This is the mail archive of the
systemtap@sourceware.org
mailing list for the systemtap project.
RE: sort a foreach on a stat value?
- From: "Stone, Joshua I" <joshua dot i dot stone at intel dot com>
- To: "Frank Ch. Eigler" <fche at redhat dot com>
- Cc: <systemtap at sources dot redhat dot com>
- Date: Thu, 19 Jan 2006 15:02:40 -0800
- Subject: RE: sort a foreach on a stat value?
Frank Ch. Eigler wrote:
>> foreach ([tid, c=@count-, a=@avg++, h=@hist_log] in mystats)
>
> That sort of thing has some promise at abbreviating that excessive
> duplication hunt made an example of in bug #2115.
>
> While this does not address sorting, another related syntactical
> possibility is to infer a "[idx1, idx2]" suffix on undecorated
> occurrences of the indexed array within the body of a foreach:
>
> foreach ([x,y] in thingie)
> total += thingie # implied [x,y]
>
> foreach ([x,y,z] in mystats)
> printf("%d %d %d", @count(mystats), @sum(mystats), @min(mystats))
>
> The latter could be abbreviated further to "@count, @sum, @min", to
> infer the innermost-looped array itself, plus its index tuple.
>
> A later independent optimization could make sure that the translator
> does not emit duplicate array-lookup operations within loops.
Inferring like this would go a long way toward simplifying the language
(from a user perspective). And as you mention, it leaves more
opportunity for optimization.
This can be taken even further if you allow special format characters
(as in _stp_stat_print) - Then your second example could be just:
foreach ([x,y,z] in mystats)
printf("%C %S %m", mystats)
At this point we're not too far from a printa, but manually doing a
foreach lets you sort it.
> Unless I'm mistaken, the current runtime aggregates the whole pmap for
> loops/sorting, even if you want just the top 20. This cost will be
> fully reflected in activity count (bug #1885) at some point. It is
> unlikely to cost much less than the explicit copying loop above.

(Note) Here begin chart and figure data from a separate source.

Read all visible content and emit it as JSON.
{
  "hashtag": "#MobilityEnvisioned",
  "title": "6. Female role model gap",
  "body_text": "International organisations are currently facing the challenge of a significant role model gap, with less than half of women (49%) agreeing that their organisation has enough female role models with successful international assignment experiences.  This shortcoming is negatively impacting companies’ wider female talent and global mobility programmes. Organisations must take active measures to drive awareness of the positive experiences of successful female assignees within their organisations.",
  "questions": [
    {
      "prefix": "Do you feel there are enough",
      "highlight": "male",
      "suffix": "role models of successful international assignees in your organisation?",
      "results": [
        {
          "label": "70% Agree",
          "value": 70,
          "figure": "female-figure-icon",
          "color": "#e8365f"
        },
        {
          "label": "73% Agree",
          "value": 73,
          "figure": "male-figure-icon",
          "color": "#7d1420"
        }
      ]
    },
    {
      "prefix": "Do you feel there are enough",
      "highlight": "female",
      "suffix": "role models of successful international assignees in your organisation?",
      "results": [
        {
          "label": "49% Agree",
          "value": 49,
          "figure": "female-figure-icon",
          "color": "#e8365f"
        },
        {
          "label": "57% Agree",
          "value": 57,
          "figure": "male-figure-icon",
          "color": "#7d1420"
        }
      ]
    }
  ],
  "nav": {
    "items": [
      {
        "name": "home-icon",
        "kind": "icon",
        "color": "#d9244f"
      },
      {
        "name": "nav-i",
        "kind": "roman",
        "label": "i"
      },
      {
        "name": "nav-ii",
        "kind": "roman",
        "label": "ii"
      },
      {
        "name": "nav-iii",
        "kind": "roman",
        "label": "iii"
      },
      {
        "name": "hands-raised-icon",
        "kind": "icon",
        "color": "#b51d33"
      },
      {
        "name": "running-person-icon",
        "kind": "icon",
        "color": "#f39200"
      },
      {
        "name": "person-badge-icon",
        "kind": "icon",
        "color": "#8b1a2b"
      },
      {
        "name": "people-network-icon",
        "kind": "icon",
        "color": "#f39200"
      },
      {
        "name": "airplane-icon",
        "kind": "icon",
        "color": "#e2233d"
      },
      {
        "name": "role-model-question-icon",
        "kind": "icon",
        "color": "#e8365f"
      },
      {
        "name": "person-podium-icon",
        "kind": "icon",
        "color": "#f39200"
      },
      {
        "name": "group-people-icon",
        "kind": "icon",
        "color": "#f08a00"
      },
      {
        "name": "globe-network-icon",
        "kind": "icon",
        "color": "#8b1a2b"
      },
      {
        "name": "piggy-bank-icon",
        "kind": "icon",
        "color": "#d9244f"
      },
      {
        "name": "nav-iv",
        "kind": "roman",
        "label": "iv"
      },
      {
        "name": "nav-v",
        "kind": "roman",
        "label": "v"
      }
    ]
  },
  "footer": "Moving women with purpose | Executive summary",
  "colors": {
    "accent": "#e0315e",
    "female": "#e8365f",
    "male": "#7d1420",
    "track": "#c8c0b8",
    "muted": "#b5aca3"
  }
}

Yes, it does fully aggregate when you do the foreach. As for cost, I
suspect that will depend on the keys - if you're indexing by one or more
strings I would expect the savings to be more significant.
> I wonder if this behavior makes sorting on statistical values
> sufficiently inefficient that special syntax is not sufficiently
> justified at this point, given that open-coding is possible.
Perhaps, but if we can find a "nice" way to express the sorting it may
still be worth pursuing...
>>>> Along the same lines, it would be extremely useful to be able to do
>>>> "cascading" sort - i.e. sort by more than one field.
>>>
>>> [...]
>>> foreach ([x1+, x2--, y2+++] in array----) { ... }
>>
>> That's not a bad suggestion, though I think it's not obvious in which
>> order the cascading happens. [...]
>
> I guess we'd pick and document one of the two interpretations.
Another possible syntax choice could be:
foreach([x, y, z] in array sorted [@count-, x+, z-])
Thus the sorting order is explicit. Ascending (+) could be implied.
Josh